4. The 'Help to Buy' scheme turned out to be a mouse. Banks were quite happy to take taxpayers' money to subsiside mortgages - at a price. The price was very high interest rates on 'Help to Buy' deals, which involve the Government standing behind the deposits of buyers who can't reach the 20 to 25 per cent of houses' value that risk-averse banks want you to slap down on the table these days. This seemed to mean that the scheme would be a bit of a damp squib. Why borrow at between four and five per cent, when you could wait for a year, save more, and borrow at two per cent? Well, the quite rapid takeup of this scheme provides the answer: the many twenty- and thirty-somethings fear that, if they do nothing for a year or two, house price inflation is now such that the door to a homeowning future might close on them forever. So they're rushing in. The lesson here is that the virus of desperate whirlygig househunting, that only way to make any money in the UK, is back - if it ever went away. It's another disaster in the making, akin to the abolition of dual Mortgage Income Tax Relief in the late 1980s, or the secondary banking crash of the early 1970s. No-one cares for now. If this turkey of a policy isn't put out of its misery quite soon, in two or three years voters are going to wake up and realise that they're on the hook for many tens of billions in private debt - while at the same time holding a student loan book that no-one wants. Reducing the deficit? Don't make me laugh.
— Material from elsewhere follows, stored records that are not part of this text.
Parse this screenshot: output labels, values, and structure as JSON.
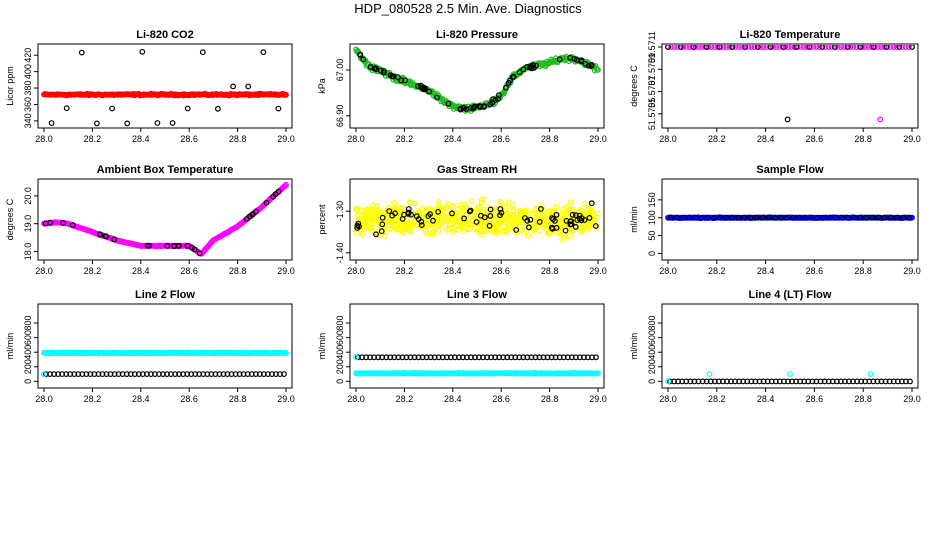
{
  "page": {
    "title": "HDP_080528  2.5 Min. Ave. Diagnostics"
  },
  "colors": {
    "red": "#ff0000",
    "green": "#22bb22",
    "magenta": "#ff00ff",
    "yellow": "#ffff00",
    "blue": "#0000ff",
    "cyan": "#00ffff",
    "black": "#000000"
  },
  "chart_data": [
    {
      "type": "scatter",
      "title": "Li-820 CO2",
      "ylabel": "Licor ppm",
      "xlim": [
        28.0,
        29.0
      ],
      "ylim": [
        335,
        430
      ],
      "xticks": [
        "28.0",
        "28.2",
        "28.4",
        "28.6",
        "28.8",
        "29.0"
      ],
      "yticks": [
        {
          "v": 340,
          "label": "340"
        },
        {
          "v": 360,
          "label": "360"
        },
        {
          "v": 380,
          "label": "380"
        },
        {
          "v": 400,
          "label": "400"
        },
        {
          "v": 420,
          "label": "420"
        }
      ],
      "series": [
        {
          "name": "co2-avg",
          "color": "red",
          "style": "band",
          "level": 372,
          "noise": 1.5,
          "count": 220
        },
        {
          "name": "co2-hi",
          "color": "black",
          "style": "open",
          "levels": [
            424,
            382,
            355,
            337
          ],
          "count": 16
        }
      ]
    },
    {
      "type": "scatter",
      "title": "Li-820 Pressure",
      "ylabel": "kPa",
      "xlim": [
        28.0,
        29.0
      ],
      "ylim": [
        66.88,
        67.05
      ],
      "xticks": [
        "28.0",
        "28.2",
        "28.4",
        "28.6",
        "28.8",
        "29.0"
      ],
      "yticks": [
        {
          "v": 66.9,
          "label": "66.90"
        },
        {
          "v": 67.0,
          "label": "67.00"
        }
      ],
      "series": [
        {
          "name": "pressure",
          "color": "green",
          "style": "curve",
          "knots": [
            [
              28.0,
              67.045
            ],
            [
              28.05,
              67.01
            ],
            [
              28.1,
              67.0
            ],
            [
              28.15,
              66.985
            ],
            [
              28.2,
              66.975
            ],
            [
              28.3,
              66.955
            ],
            [
              28.4,
              66.92
            ],
            [
              28.45,
              66.915
            ],
            [
              28.5,
              66.92
            ],
            [
              28.55,
              66.925
            ],
            [
              28.6,
              66.945
            ],
            [
              28.65,
              66.985
            ],
            [
              28.7,
              67.005
            ],
            [
              28.8,
              67.015
            ],
            [
              28.85,
              67.025
            ],
            [
              28.9,
              67.025
            ],
            [
              28.95,
              67.015
            ],
            [
              29.0,
              67.0
            ]
          ],
          "noise": 0.008,
          "count": 300
        },
        {
          "name": "pressure-ref",
          "color": "black",
          "style": "open-curve",
          "noise": 0.006,
          "count": 70
        }
      ]
    },
    {
      "type": "scatter",
      "title": "Li-820 Temperature",
      "ylabel": "degrees C",
      "xlim": [
        28.0,
        29.0
      ],
      "ylim": [
        51.5704,
        51.5711
      ],
      "xticks": [
        "28.0",
        "28.2",
        "28.4",
        "28.6",
        "28.8",
        "29.0"
      ],
      "yticks": [
        {
          "v": 51.5705,
          "label": "51.5705"
        },
        {
          "v": 51.5707,
          "label": "51.5707"
        },
        {
          "v": 51.5709,
          "label": "51.5709"
        },
        {
          "v": 51.5711,
          "label": "51.5711"
        }
      ],
      "series": [
        {
          "name": "temp",
          "color": "magenta",
          "style": "flat",
          "level": 51.5711,
          "count": 80
        },
        {
          "name": "temp-ref",
          "color": "black",
          "style": "flat",
          "level": 51.5711,
          "count": 20
        },
        {
          "name": "temp-outlier-1",
          "color": "black",
          "style": "single",
          "point": [
            28.49,
            51.57045
          ]
        },
        {
          "name": "temp-outlier-2",
          "color": "magenta",
          "style": "single",
          "point": [
            28.87,
            51.57045
          ]
        }
      ]
    },
    {
      "type": "scatter",
      "title": "Ambient Box Temperature",
      "ylabel": "degrees C",
      "xlim": [
        28.0,
        29.0
      ],
      "ylim": [
        17.8,
        20.5
      ],
      "xticks": [
        "28.0",
        "28.2",
        "28.4",
        "28.6",
        "28.8",
        "29.0"
      ],
      "yticks": [
        {
          "v": 18.0,
          "label": "18.0"
        },
        {
          "v": 19.0,
          "label": "19.0"
        },
        {
          "v": 20.0,
          "label": "20.0"
        }
      ],
      "series": [
        {
          "name": "box-temp",
          "color": "magenta",
          "style": "curve",
          "knots": [
            [
              28.0,
              19.0
            ],
            [
              28.05,
              19.05
            ],
            [
              28.1,
              19.0
            ],
            [
              28.2,
              18.7
            ],
            [
              28.3,
              18.4
            ],
            [
              28.4,
              18.2
            ],
            [
              28.5,
              18.2
            ],
            [
              28.6,
              18.2
            ],
            [
              28.65,
              17.9
            ],
            [
              28.7,
              18.4
            ],
            [
              28.8,
              18.9
            ],
            [
              28.9,
              19.6
            ],
            [
              29.0,
              20.4
            ]
          ],
          "noise": 0.02,
          "count": 260
        },
        {
          "name": "box-temp-ref",
          "color": "black",
          "style": "open-curve",
          "noise": 0.02,
          "count": 30
        }
      ]
    },
    {
      "type": "scatter",
      "title": "Gas Stream RH",
      "ylabel": "percent",
      "xlim": [
        28.0,
        29.0
      ],
      "ylim": [
        -1.41,
        -1.23
      ],
      "xticks": [
        "28.0",
        "28.2",
        "28.4",
        "28.6",
        "28.8",
        "29.0"
      ],
      "yticks": [
        {
          "v": -1.4,
          "label": "-1.40"
        },
        {
          "v": -1.3,
          "label": "-1.30"
        }
      ],
      "series": [
        {
          "name": "rh",
          "color": "yellow",
          "style": "scatter",
          "level": -1.32,
          "noise": 0.035,
          "count": 700
        },
        {
          "name": "rh-ref",
          "color": "black",
          "style": "scatter",
          "level": -1.32,
          "noise": 0.03,
          "count": 70
        }
      ]
    },
    {
      "type": "scatter",
      "title": "Sample Flow",
      "ylabel": "ml/min",
      "xlim": [
        28.0,
        29.0
      ],
      "ylim": [
        -10,
        200
      ],
      "xticks": [
        "28.0",
        "28.2",
        "28.4",
        "28.6",
        "28.8",
        "29.0"
      ],
      "yticks": [
        {
          "v": 0,
          "label": "0"
        },
        {
          "v": 50,
          "label": "50"
        },
        {
          "v": 100,
          "label": "100"
        },
        {
          "v": 150,
          "label": "150"
        }
      ],
      "series": [
        {
          "name": "sample-flow",
          "color": "blue",
          "style": "band",
          "level": 100,
          "noise": 1.5,
          "count": 220
        },
        {
          "name": "sample-flow-ref",
          "color": "black",
          "style": "open",
          "levels": [
            100
          ],
          "count": 40
        }
      ]
    },
    {
      "type": "scatter",
      "title": "Line 2 Flow",
      "ylabel": "ml/min",
      "xlim": [
        28.0,
        29.0
      ],
      "ylim": [
        -50,
        1020
      ],
      "xticks": [
        "28.0",
        "28.2",
        "28.4",
        "28.6",
        "28.8",
        "29.0"
      ],
      "yticks": [
        {
          "v": 0,
          "label": "0"
        },
        {
          "v": 200,
          "label": "200"
        },
        {
          "v": 400,
          "label": "400"
        },
        {
          "v": 600,
          "label": "600"
        },
        {
          "v": 800,
          "label": "800"
        }
      ],
      "series": [
        {
          "name": "line2-flow",
          "color": "cyan",
          "style": "band",
          "level": 390,
          "noise": 8,
          "count": 220
        },
        {
          "name": "line2-ref",
          "color": "black",
          "style": "open",
          "levels": [
            100
          ],
          "count": 60
        },
        {
          "name": "line2-start",
          "color": "cyan",
          "style": "single",
          "point": [
            28.0,
            100
          ]
        }
      ]
    },
    {
      "type": "scatter",
      "title": "Line 3 Flow",
      "ylabel": "ml/min",
      "xlim": [
        28.0,
        29.0
      ],
      "ylim": [
        -50,
        1020
      ],
      "xticks": [
        "28.0",
        "28.2",
        "28.4",
        "28.6",
        "28.8",
        "29.0"
      ],
      "yticks": [
        {
          "v": 0,
          "label": "0"
        },
        {
          "v": 200,
          "label": "200"
        },
        {
          "v": 400,
          "label": "400"
        },
        {
          "v": 600,
          "label": "600"
        },
        {
          "v": 800,
          "label": "800"
        }
      ],
      "series": [
        {
          "name": "line3-flow",
          "color": "cyan",
          "style": "band",
          "level": 110,
          "noise": 8,
          "count": 220
        },
        {
          "name": "line3-ref",
          "color": "black",
          "style": "open",
          "levels": [
            330
          ],
          "count": 60
        },
        {
          "name": "line3-start",
          "color": "cyan",
          "style": "single",
          "point": [
            28.0,
            330
          ]
        }
      ]
    },
    {
      "type": "scatter",
      "title": "Line 4 (LT) Flow",
      "ylabel": "ml/min",
      "xlim": [
        28.0,
        29.0
      ],
      "ylim": [
        -50,
        1020
      ],
      "xticks": [
        "28.0",
        "28.2",
        "28.4",
        "28.6",
        "28.8",
        "29.0"
      ],
      "yticks": [
        {
          "v": 0,
          "label": "0"
        },
        {
          "v": 200,
          "label": "200"
        },
        {
          "v": 400,
          "label": "400"
        },
        {
          "v": 600,
          "label": "600"
        },
        {
          "v": 800,
          "label": "800"
        }
      ],
      "series": [
        {
          "name": "line4-ref",
          "color": "black",
          "style": "open",
          "levels": [
            0
          ],
          "count": 60
        },
        {
          "name": "line4-start",
          "color": "cyan",
          "style": "single",
          "point": [
            28.0,
            0
          ]
        },
        {
          "name": "line4-spike-1",
          "color": "cyan",
          "style": "single",
          "point": [
            28.17,
            100
          ]
        },
        {
          "name": "line4-spike-2",
          "color": "cyan",
          "style": "single",
          "point": [
            28.5,
            100
          ]
        },
        {
          "name": "line4-spike-3",
          "color": "cyan",
          "style": "single",
          "point": [
            28.83,
            100
          ]
        }
      ]
    }
  ]
}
So that's four valuable lessons in four mistakes - a four-for-four record. We don't recommend getting everything wrong all the time, mind, but a healthy dose of humility - and a good old dollop of analytical revision on the side - can help us see where our assumptions and prejudices end, and where reality begins. What's why we blog: to work things out as we go along; to play around with our ideas as they emerge; and to keep an honest record, in our case, of what we thought history (and History) might tell us about public policy.